The hypothesis of global warming and the role of humanity in that process is the last and, to this day, the most powerful embodiment of the environmental ideology. It has brought many important “advantages” to the environmentalists:

  • An empirical analysis of the global warming phenomenon is very complicated because of the complexity of the global climate and the mix of various long‑, medium‑, and short-term trends and causes.
  • Environmentalists’ argumentation is based not on simple empirical measurements or laboratory experiments but on sophisticated model experiments working with a range of ill-founded assumptions that are usually hidden and not sufficiently understood.
  • The opponents of the global warming hypothesis have to accept the fact that in this case we are in a world pervaded by externalities.

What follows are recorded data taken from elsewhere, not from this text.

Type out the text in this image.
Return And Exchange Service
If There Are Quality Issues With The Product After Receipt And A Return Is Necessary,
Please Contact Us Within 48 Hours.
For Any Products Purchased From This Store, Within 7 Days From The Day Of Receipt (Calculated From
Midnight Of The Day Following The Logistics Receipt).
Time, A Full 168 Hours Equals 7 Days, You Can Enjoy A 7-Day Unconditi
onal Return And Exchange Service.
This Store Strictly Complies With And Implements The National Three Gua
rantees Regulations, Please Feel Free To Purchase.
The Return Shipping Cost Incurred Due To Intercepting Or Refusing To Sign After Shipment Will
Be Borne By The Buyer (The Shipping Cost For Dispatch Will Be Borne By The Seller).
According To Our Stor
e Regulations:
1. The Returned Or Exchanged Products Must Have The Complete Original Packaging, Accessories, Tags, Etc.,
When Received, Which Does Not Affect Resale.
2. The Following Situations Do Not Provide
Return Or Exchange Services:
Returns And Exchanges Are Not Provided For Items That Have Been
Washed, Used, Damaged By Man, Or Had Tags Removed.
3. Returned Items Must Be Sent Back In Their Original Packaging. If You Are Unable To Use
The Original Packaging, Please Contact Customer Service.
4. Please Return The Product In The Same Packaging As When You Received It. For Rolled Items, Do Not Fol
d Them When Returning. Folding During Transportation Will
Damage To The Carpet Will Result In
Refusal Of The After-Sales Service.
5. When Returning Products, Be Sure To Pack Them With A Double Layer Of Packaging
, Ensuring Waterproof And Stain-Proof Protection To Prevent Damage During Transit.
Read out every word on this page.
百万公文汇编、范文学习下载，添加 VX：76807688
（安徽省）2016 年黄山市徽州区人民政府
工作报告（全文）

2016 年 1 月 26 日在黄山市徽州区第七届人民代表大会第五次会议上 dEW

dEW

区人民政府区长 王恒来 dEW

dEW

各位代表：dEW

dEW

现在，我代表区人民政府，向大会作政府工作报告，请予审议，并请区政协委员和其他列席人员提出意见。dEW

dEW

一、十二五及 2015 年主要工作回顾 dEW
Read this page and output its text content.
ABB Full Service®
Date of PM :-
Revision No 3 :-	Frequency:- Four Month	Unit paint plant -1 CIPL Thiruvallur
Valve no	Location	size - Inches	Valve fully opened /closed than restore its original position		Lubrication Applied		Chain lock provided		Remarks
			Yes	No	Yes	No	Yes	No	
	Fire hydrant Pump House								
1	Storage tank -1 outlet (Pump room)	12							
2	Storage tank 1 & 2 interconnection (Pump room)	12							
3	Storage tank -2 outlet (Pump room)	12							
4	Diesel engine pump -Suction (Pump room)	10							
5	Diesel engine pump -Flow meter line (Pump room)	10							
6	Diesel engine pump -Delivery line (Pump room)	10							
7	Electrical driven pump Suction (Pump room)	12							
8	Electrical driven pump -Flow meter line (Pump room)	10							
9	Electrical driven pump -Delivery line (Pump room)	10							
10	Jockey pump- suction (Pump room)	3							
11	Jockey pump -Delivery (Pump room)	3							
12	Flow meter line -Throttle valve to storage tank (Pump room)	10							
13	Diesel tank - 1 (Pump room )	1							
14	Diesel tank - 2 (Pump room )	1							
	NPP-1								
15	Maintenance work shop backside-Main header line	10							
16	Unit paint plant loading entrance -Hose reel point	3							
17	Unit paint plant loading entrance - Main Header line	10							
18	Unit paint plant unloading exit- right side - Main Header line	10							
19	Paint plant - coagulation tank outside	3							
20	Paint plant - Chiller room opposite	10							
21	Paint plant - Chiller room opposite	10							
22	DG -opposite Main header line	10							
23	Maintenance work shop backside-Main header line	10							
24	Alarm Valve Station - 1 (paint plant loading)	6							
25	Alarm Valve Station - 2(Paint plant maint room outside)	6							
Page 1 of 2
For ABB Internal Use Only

  • People tend to notice and remember only extraordinary climate phenomena, not normal developments and slow long-term trends and processes.

It is not my intention here to present arguments for the refutation of that hypothesis. What I find much more important is to protest against the efforts of the environmentalists to manipulate people. Their recommendations would take us back into the era of statism and restricted freedom. It is therefore our task to draw a clear line and differentiate between ideological environmentalism and scientific ecology.